Unfortunately, fans won't see any of Li in the movie. For the sake of keeping the action-packed pace of the movie, the movie was cut from its original 143 minutes to just 103 minutes, leaving a fight scene with Li and a Thai fighter, and another with Malaysian former Bond Girl, Michelle Yeoh, on the cutting room floor.
Huo Yuanjia: Facts and Fiction
Foreign audiences might recall having seen Bruce Lee play Huo's apprentice in the 1972 production of Jing Wu Men
Huo hailed from the Tianjin countryside. He founded the Jing Wu Men Marital Arts School. He died on September 14, 1910 at the age of 42, just after he defeated 10 Japanese judokas. Rumor has it that Huo was poisoned in a conspiracy by the Japanese, a tale that was confirmed by Huo Zizheng, his great-grandson, in an interview with International Herald Leader on January 23.
The only piece of written documentation on Huo is Biography of Modern Heroes, a novel by Ping Jiang Bu Xiao Sheng written in 1923. Later stories, TV and movie scripts were all based on that novel.

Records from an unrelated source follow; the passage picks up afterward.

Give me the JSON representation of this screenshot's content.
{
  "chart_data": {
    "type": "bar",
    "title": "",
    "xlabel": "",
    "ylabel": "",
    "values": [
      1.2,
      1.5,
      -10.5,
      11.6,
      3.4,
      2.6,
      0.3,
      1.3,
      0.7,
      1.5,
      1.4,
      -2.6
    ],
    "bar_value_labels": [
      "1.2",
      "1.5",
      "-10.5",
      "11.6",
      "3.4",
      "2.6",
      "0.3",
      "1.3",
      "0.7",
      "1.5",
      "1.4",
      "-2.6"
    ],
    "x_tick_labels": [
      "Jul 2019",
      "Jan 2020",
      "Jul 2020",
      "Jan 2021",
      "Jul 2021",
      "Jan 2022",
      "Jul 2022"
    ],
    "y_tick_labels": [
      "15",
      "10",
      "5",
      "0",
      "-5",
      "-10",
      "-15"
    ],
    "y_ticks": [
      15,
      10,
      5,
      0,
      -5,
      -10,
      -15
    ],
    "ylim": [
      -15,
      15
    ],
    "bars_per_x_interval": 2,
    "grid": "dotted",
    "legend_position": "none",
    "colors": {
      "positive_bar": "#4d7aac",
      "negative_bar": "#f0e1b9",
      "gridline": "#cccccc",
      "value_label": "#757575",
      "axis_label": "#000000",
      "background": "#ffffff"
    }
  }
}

The Chin Woo Athletic Association in Shanghai is the only proof of Huo's existence and story. The organization, which now covers many continents with branches in many parts of China, Malaysia, Hong Kong, England, Australia, the United States and Russia and organizes major kungfu and sports events, is nearly 100 years old. It remains faithful to the practice and instruction of my jhong boxing.